The role of states in the progression of innovation is unmistakable due to their control of the two factors that foster innovation: money and people. According to Mazzucato (2015), the state’s role is mobilizing resources to allow the diffusion of innovation and knowledge across various economic sectors. Through regulations, countries determine the influence of globalization and capital movement. Strict regulations in countries that seek to restrict capital outflows can hinder innovativeness in firms. They can result in a shortage of financing for companies. For example, a business that encounters high taxation in one country faces limitations in the amount of capital that it can transfer to another market where an opportunity for innovation exists. Similarly, the company may face difficulties with innovation in places where there are strict controls on the movement of people since it affects the ability to transfer human resources. On the other hand, arguments on such restrictions exist. The limitations can foster innovativeness by forcing companies to work harder to discover opportunities in the specific market where the restrictions exist as a way to overcome the high taxes. Similarly, constraints that hinder people’s movement can spur innovation by driving enterprises to consider ways to transfer knowledge to other places. For instance, businesses are forced to employ technology that could lead to improved business operations. Thus, nations through laws play an essential role in determining innovation in companies.

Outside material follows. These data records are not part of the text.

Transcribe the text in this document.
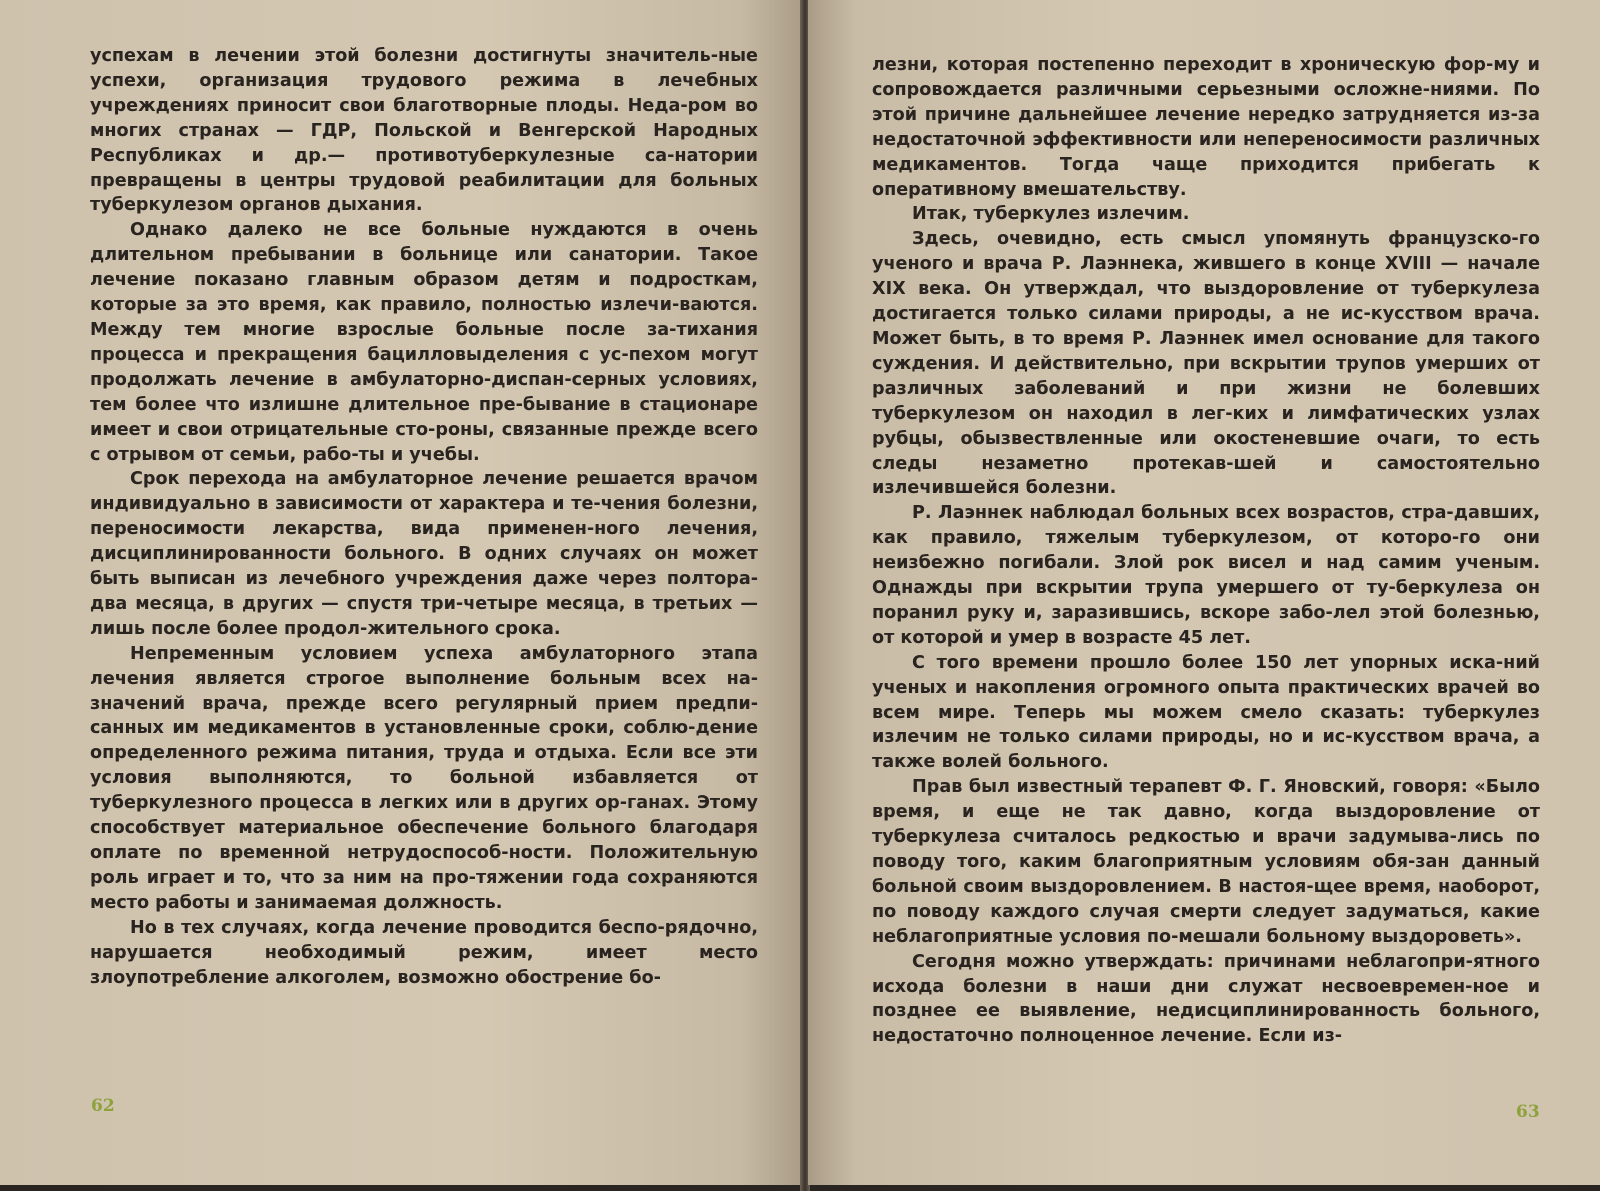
успехам в лечении этой болезни достигнуты значитель-ные успехи, организация трудового режима в лечебных учреждениях приносит свои благотворные плоды. Неда-ром во многих странах — ГДР, Польской и Венгерской Народных Республиках и др.— противотуберкулезные са-натории превращены в центры трудовой реабилитации для больных туберкулезом органов дыхания.

Однако далеко не все больные нуждаются в очень длительном пребывании в больнице или санатории. Такое лечение показано главным образом детям и подросткам, которые за это время, как правило, полностью излечи-ваются. Между тем многие взрослые больные после за-тихания процесса и прекращения бацилловыделения с ус-пехом могут продолжать лечение в амбулаторно-диспан-серных условиях, тем более что излишне длительное пре-бывание в стационаре имеет и свои отрицательные сто-роны, связанные прежде всего с отрывом от семьи, рабо-ты и учебы.

Срок перехода на амбулаторное лечение решается врачом индивидуально в зависимости от характера и те-чения болезни, переносимости лекарства, вида применен-ного лечения, дисциплинированности больного. В одних случаях он может быть выписан из лечебного учреждения даже через полтора-два месяца, в других — спустя три-четыре месяца, в третьих — лишь после более продол-жительного срока.

Непременным условием успеха амбулаторного этапа лечения является строгое выполнение больным всех на-значений врача, прежде всего регулярный прием предпи-санных им медикаментов в установленные сроки, соблю-дение определенного режима питания, труда и отдыха. Если все эти условия выполняются, то больной избавляется от туберкулезного процесса в легких или в других ор-ганах. Этому способствует материальное обеспечение больного благодаря оплате по временной нетрудоспособ-ности. Положительную роль играет и то, что за ним на про-тяжении года сохраняются место работы и занимаемая должность.

Но в тех случаях, когда лечение проводится беспо-рядочно, нарушается необходимый режим, имеет место злоупотребление алкоголем, возможно обострение бо-

62

лезни, которая постепенно переходит в хроническую фор-му и сопровождается различными серьезными осложне-ниями. По этой причине дальнейшее лечение нередко затрудняется из-за недостаточной эффективности или непереносимости различных медикаментов. Тогда чаще приходится прибегать к оперативному вмешательству.

Итак, туберкулез излечим.

Здесь, очевидно, есть смысл упомянуть французско-го ученого и врача Р. Лаэннека, жившего в конце XVIII — начале XIX века. Он утверждал, что выздоровление от туберкулеза достигается только силами природы, а не ис-кусством врача. Может быть, в то время Р. Лаэннек имел основание для такого суждения. И действительно, при вскрытии трупов умерших от различных заболеваний и при жизни не болевших туберкулезом он находил в лег-ких и лимфатических узлах рубцы, обызвествленные или окостеневшие очаги, то есть следы незаметно протекав-шей и самостоятельно излечившейся болезни.

Р. Лаэннек наблюдал больных всех возрастов, стра-давших, как правило, тяжелым туберкулезом, от которо-го они неизбежно погибали. Злой рок висел и над самим ученым. Однажды при вскрытии трупа умершего от ту-беркулеза он поранил руку и, заразившись, вскоре забо-лел этой болезнью, от которой и умер в возрасте 45 лет.

С того времени прошло более 150 лет упорных иска-ний ученых и накопления огромного опыта практических врачей во всем мире. Теперь мы можем смело сказать: туберкулез излечим не только силами природы, но и ис-кусством врача, а также волей больного.

Прав был известный терапевт Ф. Г. Яновский, говоря: «Было время, и еще не так давно, когда выздоровление от туберкулеза считалось редкостью и врачи задумыва-лись по поводу того, каким благоприятным условиям обя-зан данный больной своим выздоровлением. В настоя-щее время, наоборот, по поводу каждого случая смерти следует задуматься, какие неблагоприятные условия по-мешали больному выздороветь».

Сегодня можно утверждать: причинами неблагопри-ятного исхода болезни в наши дни служат несвоевремен-ное и позднее ее выявление, недисциплинированность больного, недостаточно полноценное лечение. Если из-

63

As businesses continue to consider ways to foster their level of innovation, they must consider all elements involved in its success. Leveraging opportunities is the initial step towards further innovativeness. Knowing where and when innovation is needed can help enterprises reach greater levels of advancement. Recognizing these opportunities, however, demands the availability of certain factors that push it. Finance and human resources are the most influential components that firms should consider. Without their consideration, businesses are at risk of missing the knowledge and capacity to exploit prevailing opportunities for innovation. Nations through laws control the two elements. Therefore, enterprises must recall this influence to determine ways to handle the challenges they present. Business executives must rethink their approach to the matters including the incorporation of innovation in their management to effectively exploit their potential and drive business growth.
Brynjolfsson, E. & McAfee, A. (2014). The second machine age: Work, progress, and prosperity in a time of brilliant technologies. New York, NY: W. W. Norton & Company, Inc.
Dicken, P. (2011). Global Shift: Mapping the changing contours of the world economy. New York, NY: The Guilford Press.
Mazzucato, M. (2015). The entrepreneurial state: Debunking public vs. private sector myths. New York, NY: Public Affairs.